今年は、ひきこもり支援団体「ニエンテ」を運営されている山川氏を講師としてお招きし、対談形式でご講演いただきました。山川氏ご自身にもひきこもりを経験された時期があり、その経験を活かして、現在はひきこもりに悩む方々の力になりたいという思いのもと、日々支援活動に取り組まれています。以下は研修会時の様子です。



今回の対談では、山川氏ご自身の経験や現在の支援活動を踏まえながら、主に次のようなテーマについてお話を伺いました。
- ひきこもっていた当時、周囲に求めていたことや、してもらって嬉しかったこと
- ゲームやスマートフォン等への依存をどのように捉え、関わっていくか
- 本人を支える家族のあり方について
- 「見守る」とはどういうことか、家族にできる具体的な関わり方
- ひきこもり状態にある方にとって「居場所」が持つ意味
- ワンドが大切にしている「豊かにひきこもること」という考え方について
- 参加申し込みの際に寄せられた質問や相談について
様々な話が飛び交いましたが、対談の中で特に印象的だったのは、ひきこもっている本人の気持ちやペースを尊重することの大切さです。
家族や支援者は、本人を心配するからこそ、つい言葉をかけたり、何か行動を促したりしたくなることがあります。しかし、「話す」ことだけではなく、「見る」「聞く」ことを大切にし、本人が反応しないことも含めて尊重するというお話から、「見守る」という関わり方について改めて考える機会となりました。

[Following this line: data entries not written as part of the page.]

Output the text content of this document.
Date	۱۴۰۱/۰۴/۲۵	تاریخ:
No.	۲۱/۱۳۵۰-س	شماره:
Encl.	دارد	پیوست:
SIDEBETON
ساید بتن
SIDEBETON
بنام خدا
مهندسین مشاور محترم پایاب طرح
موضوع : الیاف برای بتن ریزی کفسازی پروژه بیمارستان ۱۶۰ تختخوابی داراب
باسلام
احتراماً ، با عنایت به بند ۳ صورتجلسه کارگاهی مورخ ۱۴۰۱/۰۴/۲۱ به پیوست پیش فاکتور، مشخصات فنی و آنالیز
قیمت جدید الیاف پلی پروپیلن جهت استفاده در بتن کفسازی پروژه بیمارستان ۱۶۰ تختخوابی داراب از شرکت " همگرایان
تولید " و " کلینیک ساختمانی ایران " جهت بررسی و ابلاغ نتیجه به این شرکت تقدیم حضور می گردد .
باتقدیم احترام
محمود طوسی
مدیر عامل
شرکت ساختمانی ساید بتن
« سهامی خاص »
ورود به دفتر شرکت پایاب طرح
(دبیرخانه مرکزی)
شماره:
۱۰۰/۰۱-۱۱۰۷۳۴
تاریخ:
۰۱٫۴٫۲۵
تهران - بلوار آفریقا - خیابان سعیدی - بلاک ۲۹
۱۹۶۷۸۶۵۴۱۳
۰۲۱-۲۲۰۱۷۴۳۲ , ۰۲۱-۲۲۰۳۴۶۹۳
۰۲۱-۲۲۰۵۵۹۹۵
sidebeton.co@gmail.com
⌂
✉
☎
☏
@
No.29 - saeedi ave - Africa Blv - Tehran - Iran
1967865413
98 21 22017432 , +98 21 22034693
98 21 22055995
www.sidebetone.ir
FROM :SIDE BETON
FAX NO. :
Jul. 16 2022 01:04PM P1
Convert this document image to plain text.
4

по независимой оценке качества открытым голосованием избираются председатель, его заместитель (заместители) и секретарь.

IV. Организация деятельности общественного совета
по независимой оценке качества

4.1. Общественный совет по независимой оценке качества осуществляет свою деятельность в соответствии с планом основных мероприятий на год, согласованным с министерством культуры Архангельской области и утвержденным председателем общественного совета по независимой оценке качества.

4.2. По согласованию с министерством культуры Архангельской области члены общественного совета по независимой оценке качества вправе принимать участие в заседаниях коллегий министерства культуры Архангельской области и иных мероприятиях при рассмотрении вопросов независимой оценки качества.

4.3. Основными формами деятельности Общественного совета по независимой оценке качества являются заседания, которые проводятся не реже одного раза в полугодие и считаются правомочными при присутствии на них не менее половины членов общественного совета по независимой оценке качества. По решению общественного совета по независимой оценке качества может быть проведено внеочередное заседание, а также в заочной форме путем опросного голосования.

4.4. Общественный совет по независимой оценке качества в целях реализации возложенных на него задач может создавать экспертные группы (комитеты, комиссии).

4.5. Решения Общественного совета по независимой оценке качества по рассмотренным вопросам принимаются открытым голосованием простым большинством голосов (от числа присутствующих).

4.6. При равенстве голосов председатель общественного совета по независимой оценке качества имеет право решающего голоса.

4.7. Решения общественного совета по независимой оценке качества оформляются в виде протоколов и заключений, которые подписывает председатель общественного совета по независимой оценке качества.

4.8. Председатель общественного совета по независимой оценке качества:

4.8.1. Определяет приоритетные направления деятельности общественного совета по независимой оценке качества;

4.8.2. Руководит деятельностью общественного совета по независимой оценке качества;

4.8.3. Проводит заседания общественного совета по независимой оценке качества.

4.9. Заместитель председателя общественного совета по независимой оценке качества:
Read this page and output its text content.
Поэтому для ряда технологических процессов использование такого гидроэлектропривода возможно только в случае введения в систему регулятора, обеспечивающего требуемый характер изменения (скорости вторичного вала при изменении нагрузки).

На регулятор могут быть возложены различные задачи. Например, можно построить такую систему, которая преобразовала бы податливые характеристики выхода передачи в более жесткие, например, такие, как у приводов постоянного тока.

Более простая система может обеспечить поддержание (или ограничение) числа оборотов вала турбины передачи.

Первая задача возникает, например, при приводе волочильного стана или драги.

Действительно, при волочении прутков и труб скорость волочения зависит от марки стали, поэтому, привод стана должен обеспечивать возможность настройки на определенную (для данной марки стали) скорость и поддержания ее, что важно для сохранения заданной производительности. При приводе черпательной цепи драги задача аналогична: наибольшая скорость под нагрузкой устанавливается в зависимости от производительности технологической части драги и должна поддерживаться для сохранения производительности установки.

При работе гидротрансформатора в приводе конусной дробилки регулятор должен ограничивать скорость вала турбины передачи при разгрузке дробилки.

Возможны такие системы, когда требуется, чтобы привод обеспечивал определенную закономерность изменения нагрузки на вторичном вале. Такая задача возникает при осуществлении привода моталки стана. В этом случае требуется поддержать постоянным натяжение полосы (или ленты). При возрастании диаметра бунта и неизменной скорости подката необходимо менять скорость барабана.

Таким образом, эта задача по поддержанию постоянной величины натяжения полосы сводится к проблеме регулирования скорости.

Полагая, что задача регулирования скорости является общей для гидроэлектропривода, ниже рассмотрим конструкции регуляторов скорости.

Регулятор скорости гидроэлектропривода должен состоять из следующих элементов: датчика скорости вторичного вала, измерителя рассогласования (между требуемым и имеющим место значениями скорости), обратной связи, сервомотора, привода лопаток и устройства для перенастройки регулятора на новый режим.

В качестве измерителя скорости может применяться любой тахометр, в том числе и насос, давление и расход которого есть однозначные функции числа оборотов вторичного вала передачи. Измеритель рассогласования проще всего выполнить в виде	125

また、ひきこもり状態にある方にとっての「居場所」は、単に外出するための場所ではなく、自分の気持ちを整理したり、自分自身のことを知ったり、人と出会ったりしながら、自分に合った生き方を見つけていくための場所にもなり得るというお話がありました。
「以前の社会に戻ること」だけを目標とするのではなく、一人ひとりが自分に合った生き方を見つけていくこと。そのために、本人だけでなく家族も社会とのつながりを持ち、それぞれの生活を大切にしていくことの重要性についても考えさせられました。
今回の研修は、当事者としての経験と支援者としての経験、その両方を持つ山川氏のお話を通して、ひきこもり状態にある方の思いを知り、私たちの支援や関わり方を改めて見つめ直す貴重な機会となりました。
今回得た学びを今後の支援に活かすとともに、関係機関との連携をさらに深め、ひきこもりに悩む方やそのご家族に寄り添った支援につなげていきたいと思います。